Second, the Court left open exactly how a judge should quantify a proportionality-based reduction once a like-for-like comparison reveals, say, a 6:10 ratio. Is there a presumptive percentage reduction, or must the judge identify specific tasks or hours that were excessive? The Full Court expressly rejected a line-by-line "building blocks" approach as impractical, yet did not prescribe an alternative methodology beyond requiring adequate reasons.
Third, the boundary between legitimate evaluative judgment and reviewable error remains somewhat porous. The Court accepted that reasonable minds may differ on the ultimate figure, yet found error where the primary judge's reasoning contained flawed comparisons. Future cases will continue to test how much deference is owed to a first-instance evaluative assessment that is supported by some but not all of the primary judge's stated reasons.
Fourth, the interaction between court-directed work and proportionality is not fully mapped. Templeton notes that much of the Receivers' program was a function of court directions and that this is a significant factor, but does not decide whether work that is expressly directed by the Court can ever be disallowed on proportionality grounds. A judge on remittal, or in a future case, may have to confront whether a receiver can be penalised for costs incurred in complying with the very orders that appointed him.

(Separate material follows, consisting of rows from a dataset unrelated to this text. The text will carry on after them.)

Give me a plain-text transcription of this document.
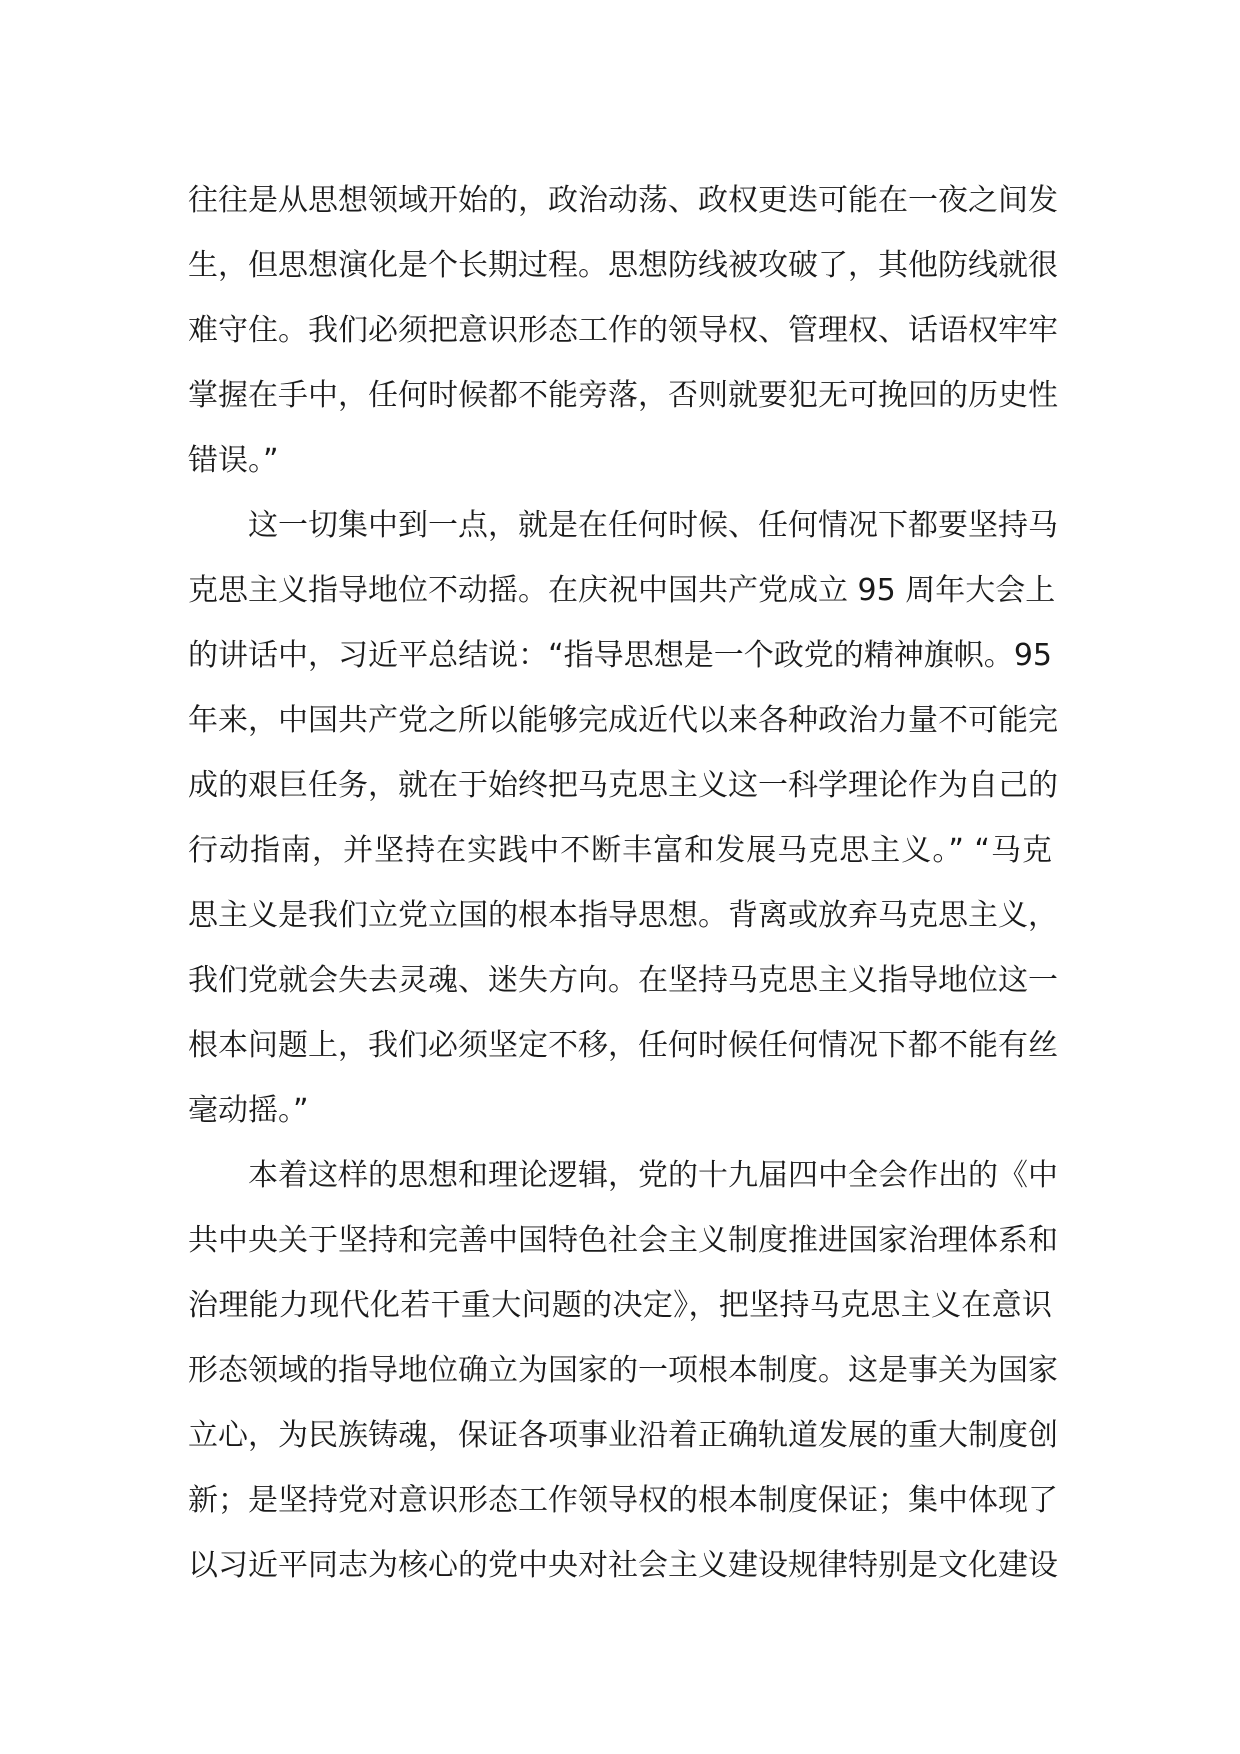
往往是从思想领域开始的，政治动荡、政权更迭可能在一夜之间发
生，但思想演化是个长期过程。思想防线被攻破了，其他防线就很
难守住。我们必须把意识形态工作的领导权、管理权、话语权牢牢
掌握在手中，任何时候都不能旁落，否则就要犯无可挽回的历史性
错误。”
这一切集中到一点，就是在任何时候、任何情况下都要坚持马
克思主义指导地位不动摇。在庆祝中国共产党成立 95 周年大会上
的讲话中，习近平总结说：“指导思想是一个政党的精神旗帜。95
年来，中国共产党之所以能够完成近代以来各种政治力量不可能完
成的艰巨任务，就在于始终把马克思主义这一科学理论作为自己的
行动指南，并坚持在实践中不断丰富和发展马克思主义。” “马克
思主义是我们立党立国的根本指导思想。背离或放弃马克思主义，
我们党就会失去灵魂、迷失方向。在坚持马克思主义指导地位这一
根本问题上，我们必须坚定不移，任何时候任何情况下都不能有丝
毫动摇。”
本着这样的思想和理论逻辑，党的十九届四中全会作出的《中
共中央关于坚持和完善中国特色社会主义制度推进国家治理体系和
治理能力现代化若干重大问题的决定》，把坚持马克思主义在意识
形态领域的指导地位确立为国家的一项根本制度。这是事关为国家
立心，为民族铸魂，保证各项事业沿着正确轨道发展的重大制度创
新；是坚持党对意识形态工作领导权的根本制度保证；集中体现了
以习近平同志为核心的党中央对社会主义建设规律特别是文化建设
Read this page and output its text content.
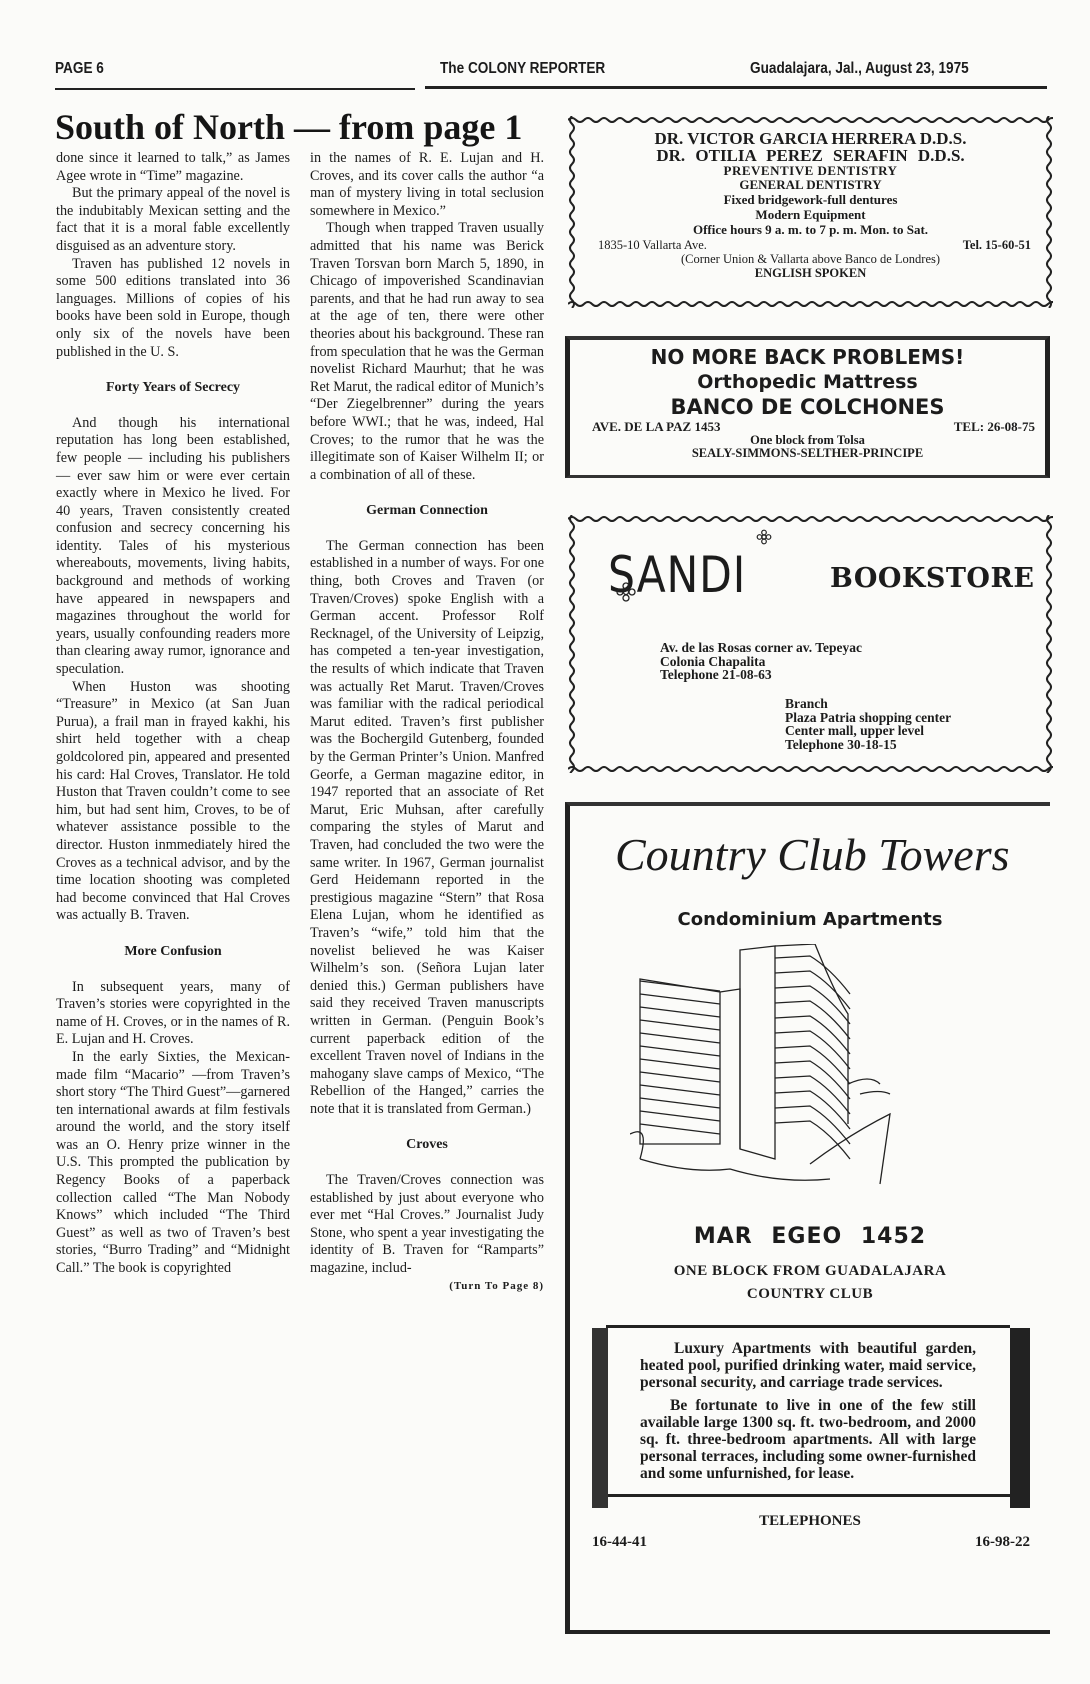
PAGE 6	The COLONY REPORTER	Guadalajara, Jal., August 23, 1975
South of North — from page 1

done since it learned to talk,” as James Agee wrote in “Time” magazine.

But the primary appeal of the novel is the indubitably Mexican setting and the fact that it is a moral fable excellently disguised as an adventure story.

Traven has published 12 novels in some 500 editions translated into 36 languages. Millions of copies of his books have been sold in Europe, though only six of the novels have been published in the U. S.

Forty Years of Secrecy

And though his international reputation has long been established, few people — including his publishers — ever saw him or were ever certain exactly where in Mexico he lived. For 40 years, Traven consistently created confusion and secrecy concerning his identity. Tales of his mysterious whereabouts, movements, living habits, background and methods of working have appeared in newspapers and magazines throughout the world for years, usually confounding readers more than clearing away rumor, ignorance and speculation.

When Huston was shooting “Treasure” in Mexico (at San Juan Purua), a frail man in frayed kakhi, his shirt held together with a cheap goldcolored pin, appeared and presented his card: Hal Croves, Translator. He told Huston that Traven couldn’t come to see him, but had sent him, Croves, to be of whatever assistance possible to the director. Huston inmmediately hired the Croves as a technical advisor, and by the time location shooting was completed had become convinced that Hal Croves was actually B. Traven.

More Confusion

In subsequent years, many of Traven’s stories were copyrighted in the name of H. Croves, or in the names of R. E. Lujan and H. Croves.

In the early Sixties, the Mexican-made film “Macario” —from Traven’s short story “The Third Guest”—garnered ten international awards at film festivals around the world, and the story itself was an O. Henry prize winner in the U.S. This prompted the publication by Regency Books of a paperback collection called “The Man Nobody Knows” which included “The Third Guest” as well as two of Traven’s best stories, “Burro Trading” and “Midnight Call.” The book is copyrighted

in the names of R. E. Lujan and H. Croves, and its cover calls the author “a man of mystery living in total seclusion somewhere in Mexico.”

Though when trapped Traven usually admitted that his name was Berick Traven Torsvan born March 5, 1890, in Chicago of impoverished Scandinavian parents, and that he had run away to sea at the age of ten, there were other theories about his background. These ran from speculation that he was the German novelist Richard Maurhut; that he was Ret Marut, the radical editor of Munich’s “Der Ziegelbrenner” during the years before WWI.; that he was, indeed, Hal Croves; to the rumor that he was the illegitimate son of Kaiser Wilhelm II; or a combination of all of these.

German Connection

The German connection has been established in a number of ways. For one thing, both Croves and Traven (or Traven/Croves) spoke English with a German accent. Professor Rolf Recknagel, of the University of Leipzig, has competed a ten-year investigation, the results of which indicate that Traven was actually Ret Marut. Traven/Croves was familiar with the radical periodical Marut edited. Traven’s first publisher was the Bochergild Gutenberg, founded by the German Printer’s Union. Manfred Georfe, a German magazine editor, in 1947 reported that an associate of Ret Marut, Eric Muhsan, after carefully comparing the styles of Marut and Traven, had concluded the two were the same writer. In 1967, German journalist Gerd Heidemann reported in the prestigious magazine “Stern” that Rosa Elena Lujan, whom he identified as Traven’s “wife,” told him that the novelist believed he was Kaiser Wilhelm’s son. (Señora Lujan later denied this.) German publishers have said they received Traven manuscripts written in German. (Penguin Book’s current paperback edition of the excellent Traven novel of Indians in the mahogany slave camps of Mexico, “The Rebellion of the Hanged,” carries the note that it is translated from German.)

Croves

The Traven/Croves connection was established by just about everyone who ever met “Hal Croves.” Journalist Judy Stone, who spent a year investigating the identity of B. Traven for “Ramparts” magazine, includ-

(Turn To Page 8)
DR. VICTOR GARCIA HERRERA D.D.S.
DR. OTILIA PEREZ SERAFIN D.D.S.
PREVENTIVE DENTISTRY
GENERAL DENTISTRY
Fixed bridgework-full dentures
Modern Equipment
Office hours 9 a. m. to 7 p. m. Mon. to Sat.
1835-10 Vallarta Ave.	Tel. 15-60-51
(Corner Union & Vallarta above Banco de Londres)
ENGLISH SPOKEN
NO MORE BACK PROBLEMS!
Orthopedic Mattress
BANCO DE COLCHONES
AVE. DE LA PAZ 1453	TEL: 26-08-75
One block from Tolsa
SEALY-SIMMONS-SELTHER-PRINCIPE
SANDI	BOOKSTORE
Av. de las Rosas corner av. Tepeyac
Colonia Chapalita
Telephone 21-08-63
Branch
Plaza Patria shopping center
Center mall, upper level
Telephone 30-18-15
Country Club Towers
Condominium Apartments
MAR EGEO 1452
ONE BLOCK FROM GUADALAJARA
COUNTRY CLUB

Luxury Apartments with beautiful garden, heated pool, purified drinking water, maid service, personal security, and carriage trade services.

Be fortunate to live in one of the few still available large 1300 sq. ft. two-bedroom, and 2000 sq. ft. three-bedroom apartments. All with large personal terraces, including some owner-furnished and some unfurnished, for lease.

TELEPHONES
16-44-41	16-98-22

Finally, the treatment of non-party costs orders against a receiver's firm (here KPMG) was set aside without detailed consideration. The circumstances in which a court may order a receiver's employing partnership to pay costs of a contradictor remain open, although the costs order in this case was ultimately treated as an expense of the winding up.
Gotchas
Most practitioners still assume that producing a detailed timesheet print-out, applying a voluntary 10% or 15% "haircut" and filing a short affidavit saying "we reviewed the files" will be enough. Templeton shows this is dangerous: the Court was unimpressed by the lack of clarity around the review process and treated the 10% reduction as having limited forensic weight. The real gotcha is that the onus is on the receiver to prove the claim is the "real claim" after active culling, not merely an arithmetic starting point. Another trap is assuming that because the Court made directions for a complex adjudication process, the cost of that process is automatically reasonable; Templeton requires affirmative evidence that the chosen method was proportionate to the expected benefit at the time it was adopted. Finally, many lawyers still brief proportionality arguments by comparing total remuneration to total realisations. The Full Court labelled this a category error; the comparison must be granular. Courts are increasingly alive to these distinctions, and registrars now routinely demand category-specific schedules. Failing to address them front-on is an expensive way to learn that the "evaluative judgment" is more rigorous than it first appears.